Il lui est fait interdiction d’entrer en contact de quelque manière que ce soit avec la victime, ses enfants, ses employeurs et d’apparaître dans sa commune de résidence du Nord-Saumurois. Enfin, le texte du roman intitulé « Tout faux » dans lequel il retrace cette liaison volcanique, est confisqué.
Autant dire que cet enseignant en informatique a justifié, par son attitude après la rupture, le titre de son livre (La NR du 27 janvier). Devant le tribunal correctionnel de Saumur, il a persisté dans son rôle d’amoureux éconduit, justifiant l’envoi de nombreux SMS : « Cela faisait partie d’un jeu entre nous, mis en place dès le début de notre relation. Et d’ailleurs où est la liste de mes appels après la mi-juillet ? Je n’ai pas d’esprit de vengeance, je l’aime toujours. »

« Un enfer »
Mais la plaignante a décrit une tout autre réalité : « Je vis un véritable enfer. Il m’a harcelée et suivie. Il a écrit à mon employeur et lui a même adressé des effets personnels m’appartenant. Je risque de perdre mon emploi. » Son avocate Me Sophie Tubiana n’a pas mâché ses mots pour décrire le comportement de cet homme : « C’est un minable Pygmalion qui n’a plus que la volonté de nuire et de briser ce qu’il reste de la créature qui lui a échappé. Il est étouffant et jaloux parce qu’on lui a enlevé on jouet. Il a un complexe de supériorité et voulait continuer à manipuler sa victime. Il a besoin de se faire soigner. »

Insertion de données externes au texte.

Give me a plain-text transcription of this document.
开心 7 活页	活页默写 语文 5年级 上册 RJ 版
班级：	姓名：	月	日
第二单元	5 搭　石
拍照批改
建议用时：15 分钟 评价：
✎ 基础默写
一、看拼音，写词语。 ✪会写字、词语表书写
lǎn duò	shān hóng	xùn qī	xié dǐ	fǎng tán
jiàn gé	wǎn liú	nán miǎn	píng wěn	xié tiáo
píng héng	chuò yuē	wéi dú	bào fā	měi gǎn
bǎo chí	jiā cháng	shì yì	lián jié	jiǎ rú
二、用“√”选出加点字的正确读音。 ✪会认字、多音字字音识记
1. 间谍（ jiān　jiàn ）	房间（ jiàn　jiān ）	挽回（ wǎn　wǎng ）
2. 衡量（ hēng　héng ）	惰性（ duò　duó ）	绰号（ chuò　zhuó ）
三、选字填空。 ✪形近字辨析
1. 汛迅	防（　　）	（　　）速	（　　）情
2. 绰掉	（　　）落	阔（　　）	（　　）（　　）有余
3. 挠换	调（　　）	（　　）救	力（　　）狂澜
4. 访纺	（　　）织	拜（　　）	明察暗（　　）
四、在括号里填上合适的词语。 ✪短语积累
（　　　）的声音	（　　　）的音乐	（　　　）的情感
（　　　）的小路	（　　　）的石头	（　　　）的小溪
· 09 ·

La substitut du procureur Karine Quilloux a développé la même analyse : « Il se comporte comme si cette femme était son bien. Il lui nie toute qualité d’être humain indépendant. »

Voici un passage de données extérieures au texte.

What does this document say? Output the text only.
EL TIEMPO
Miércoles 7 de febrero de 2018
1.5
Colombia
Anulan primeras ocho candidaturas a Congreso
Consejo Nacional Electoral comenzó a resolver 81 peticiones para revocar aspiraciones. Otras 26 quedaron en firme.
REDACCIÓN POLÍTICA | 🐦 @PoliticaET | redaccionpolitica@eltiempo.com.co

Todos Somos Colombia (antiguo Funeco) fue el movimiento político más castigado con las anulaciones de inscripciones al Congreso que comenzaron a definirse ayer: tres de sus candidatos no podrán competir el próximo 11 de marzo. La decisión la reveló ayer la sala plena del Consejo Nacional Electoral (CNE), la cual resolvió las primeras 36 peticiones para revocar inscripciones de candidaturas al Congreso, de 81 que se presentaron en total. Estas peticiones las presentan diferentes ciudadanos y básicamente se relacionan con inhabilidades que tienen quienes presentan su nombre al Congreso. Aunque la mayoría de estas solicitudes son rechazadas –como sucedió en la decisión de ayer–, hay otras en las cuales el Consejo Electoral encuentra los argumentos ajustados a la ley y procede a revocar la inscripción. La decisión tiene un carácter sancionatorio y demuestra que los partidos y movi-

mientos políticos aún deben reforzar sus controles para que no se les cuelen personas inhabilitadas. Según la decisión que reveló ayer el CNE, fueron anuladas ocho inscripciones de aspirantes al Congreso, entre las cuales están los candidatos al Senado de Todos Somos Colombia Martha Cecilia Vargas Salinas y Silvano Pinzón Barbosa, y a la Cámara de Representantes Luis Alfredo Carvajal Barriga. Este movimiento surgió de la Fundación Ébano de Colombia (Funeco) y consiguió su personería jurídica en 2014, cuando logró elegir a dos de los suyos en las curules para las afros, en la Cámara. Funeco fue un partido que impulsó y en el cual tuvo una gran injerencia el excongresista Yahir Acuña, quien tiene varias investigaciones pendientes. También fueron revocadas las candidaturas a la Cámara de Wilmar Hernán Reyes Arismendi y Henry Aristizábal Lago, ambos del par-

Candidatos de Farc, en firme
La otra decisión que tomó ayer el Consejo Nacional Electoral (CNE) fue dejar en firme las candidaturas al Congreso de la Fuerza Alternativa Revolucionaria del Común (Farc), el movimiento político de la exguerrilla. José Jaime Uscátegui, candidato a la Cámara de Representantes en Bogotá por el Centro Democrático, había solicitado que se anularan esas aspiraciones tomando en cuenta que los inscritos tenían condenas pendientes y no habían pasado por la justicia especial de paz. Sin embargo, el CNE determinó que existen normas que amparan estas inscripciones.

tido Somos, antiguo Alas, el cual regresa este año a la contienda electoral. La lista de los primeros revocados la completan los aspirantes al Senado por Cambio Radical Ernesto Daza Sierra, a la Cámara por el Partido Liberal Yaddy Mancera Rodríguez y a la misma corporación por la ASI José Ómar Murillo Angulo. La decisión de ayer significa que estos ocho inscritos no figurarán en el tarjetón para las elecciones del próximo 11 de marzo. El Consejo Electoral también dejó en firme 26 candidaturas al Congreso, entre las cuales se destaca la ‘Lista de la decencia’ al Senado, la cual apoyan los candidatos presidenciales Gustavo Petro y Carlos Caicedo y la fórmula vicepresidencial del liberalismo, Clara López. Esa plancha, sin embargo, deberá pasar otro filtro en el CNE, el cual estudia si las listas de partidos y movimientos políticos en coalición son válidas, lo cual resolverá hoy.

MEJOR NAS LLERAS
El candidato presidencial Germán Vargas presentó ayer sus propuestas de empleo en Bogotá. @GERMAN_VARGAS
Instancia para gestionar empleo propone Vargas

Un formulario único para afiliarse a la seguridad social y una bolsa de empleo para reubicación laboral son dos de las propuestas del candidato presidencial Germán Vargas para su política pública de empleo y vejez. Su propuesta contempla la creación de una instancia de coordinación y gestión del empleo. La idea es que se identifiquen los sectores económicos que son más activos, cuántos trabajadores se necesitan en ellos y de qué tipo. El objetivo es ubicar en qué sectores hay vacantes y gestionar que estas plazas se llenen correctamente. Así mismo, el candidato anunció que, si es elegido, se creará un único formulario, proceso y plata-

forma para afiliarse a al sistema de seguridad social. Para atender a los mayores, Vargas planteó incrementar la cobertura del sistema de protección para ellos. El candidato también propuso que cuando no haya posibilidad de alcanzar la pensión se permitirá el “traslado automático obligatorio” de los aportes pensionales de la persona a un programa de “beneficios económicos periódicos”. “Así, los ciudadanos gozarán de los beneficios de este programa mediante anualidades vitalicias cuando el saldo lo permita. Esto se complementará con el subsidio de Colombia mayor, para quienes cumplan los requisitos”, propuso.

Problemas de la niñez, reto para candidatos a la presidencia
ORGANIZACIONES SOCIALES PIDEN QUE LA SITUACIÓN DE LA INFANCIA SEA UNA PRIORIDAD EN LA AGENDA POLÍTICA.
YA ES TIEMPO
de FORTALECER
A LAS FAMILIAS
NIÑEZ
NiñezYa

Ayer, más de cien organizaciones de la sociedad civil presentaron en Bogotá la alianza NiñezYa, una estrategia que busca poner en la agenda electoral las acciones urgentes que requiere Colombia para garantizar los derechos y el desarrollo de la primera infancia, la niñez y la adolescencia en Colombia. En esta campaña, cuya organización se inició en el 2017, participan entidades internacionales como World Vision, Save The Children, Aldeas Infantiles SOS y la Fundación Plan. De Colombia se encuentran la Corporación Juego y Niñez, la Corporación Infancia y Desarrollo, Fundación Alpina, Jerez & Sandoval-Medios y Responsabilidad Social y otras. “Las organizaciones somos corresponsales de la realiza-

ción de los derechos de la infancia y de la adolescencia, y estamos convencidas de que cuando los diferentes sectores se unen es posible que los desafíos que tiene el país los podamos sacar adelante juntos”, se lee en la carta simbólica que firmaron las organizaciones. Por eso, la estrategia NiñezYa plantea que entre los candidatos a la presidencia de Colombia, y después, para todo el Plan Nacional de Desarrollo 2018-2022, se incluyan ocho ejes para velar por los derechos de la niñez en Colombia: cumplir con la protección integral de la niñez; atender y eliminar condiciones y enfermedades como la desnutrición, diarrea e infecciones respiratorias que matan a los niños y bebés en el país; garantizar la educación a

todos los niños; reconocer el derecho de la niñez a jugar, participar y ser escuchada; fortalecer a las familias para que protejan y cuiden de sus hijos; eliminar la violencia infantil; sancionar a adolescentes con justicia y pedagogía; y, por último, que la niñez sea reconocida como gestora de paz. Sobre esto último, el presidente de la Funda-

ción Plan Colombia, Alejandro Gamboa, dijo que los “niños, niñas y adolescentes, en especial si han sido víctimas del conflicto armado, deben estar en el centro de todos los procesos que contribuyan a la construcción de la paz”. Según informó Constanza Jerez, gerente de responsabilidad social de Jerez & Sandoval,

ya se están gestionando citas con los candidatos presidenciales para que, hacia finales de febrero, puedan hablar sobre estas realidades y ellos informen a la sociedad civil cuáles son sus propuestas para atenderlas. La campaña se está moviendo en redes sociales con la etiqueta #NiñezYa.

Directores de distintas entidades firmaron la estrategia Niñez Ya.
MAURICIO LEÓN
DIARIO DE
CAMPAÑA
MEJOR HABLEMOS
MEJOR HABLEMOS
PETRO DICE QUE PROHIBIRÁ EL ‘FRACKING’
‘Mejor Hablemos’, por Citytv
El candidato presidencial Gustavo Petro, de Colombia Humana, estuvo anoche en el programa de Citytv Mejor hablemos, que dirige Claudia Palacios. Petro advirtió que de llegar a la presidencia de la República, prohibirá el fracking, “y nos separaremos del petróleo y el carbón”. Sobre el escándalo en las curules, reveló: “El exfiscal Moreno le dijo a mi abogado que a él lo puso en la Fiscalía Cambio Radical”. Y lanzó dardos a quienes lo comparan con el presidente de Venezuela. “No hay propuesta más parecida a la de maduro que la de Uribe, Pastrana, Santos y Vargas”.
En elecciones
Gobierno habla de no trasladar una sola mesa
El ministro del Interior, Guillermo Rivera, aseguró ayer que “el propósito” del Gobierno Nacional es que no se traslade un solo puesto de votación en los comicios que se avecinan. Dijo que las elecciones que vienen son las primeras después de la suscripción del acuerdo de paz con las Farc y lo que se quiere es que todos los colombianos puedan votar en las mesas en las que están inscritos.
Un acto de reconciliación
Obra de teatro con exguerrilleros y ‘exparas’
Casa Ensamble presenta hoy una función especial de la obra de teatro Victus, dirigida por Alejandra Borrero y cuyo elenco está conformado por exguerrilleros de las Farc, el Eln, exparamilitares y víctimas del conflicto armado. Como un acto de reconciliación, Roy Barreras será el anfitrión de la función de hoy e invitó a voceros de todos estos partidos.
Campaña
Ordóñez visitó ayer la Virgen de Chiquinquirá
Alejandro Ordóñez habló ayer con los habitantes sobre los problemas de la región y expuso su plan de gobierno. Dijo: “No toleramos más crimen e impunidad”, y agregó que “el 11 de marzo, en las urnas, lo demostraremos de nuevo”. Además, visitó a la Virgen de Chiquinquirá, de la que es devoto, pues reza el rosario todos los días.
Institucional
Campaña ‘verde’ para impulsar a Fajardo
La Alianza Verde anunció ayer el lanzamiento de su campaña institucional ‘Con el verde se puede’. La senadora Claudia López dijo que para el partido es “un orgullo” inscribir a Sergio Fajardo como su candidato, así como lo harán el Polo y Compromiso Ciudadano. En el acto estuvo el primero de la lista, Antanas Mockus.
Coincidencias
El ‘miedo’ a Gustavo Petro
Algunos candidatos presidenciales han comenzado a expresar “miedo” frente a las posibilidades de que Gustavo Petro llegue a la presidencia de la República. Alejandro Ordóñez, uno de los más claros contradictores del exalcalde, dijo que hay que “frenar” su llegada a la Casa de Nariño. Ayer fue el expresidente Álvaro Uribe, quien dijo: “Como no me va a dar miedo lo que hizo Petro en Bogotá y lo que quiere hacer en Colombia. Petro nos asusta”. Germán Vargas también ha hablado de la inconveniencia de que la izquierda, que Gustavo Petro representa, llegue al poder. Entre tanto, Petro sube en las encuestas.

Le défenseur du prévenu a plaidé la relaxe, et demandé secondairement un supplément d’enquête. « Cet homme a été entraîné contre son gré dans une folie amoureuse. L’élément intentionnel était-il présent dans les actes qui lui sont reprochés ? »
En définitive, le tribunal a donc déclaré le Pygmalion éconduit coupable des faits qui lui sont reprochés.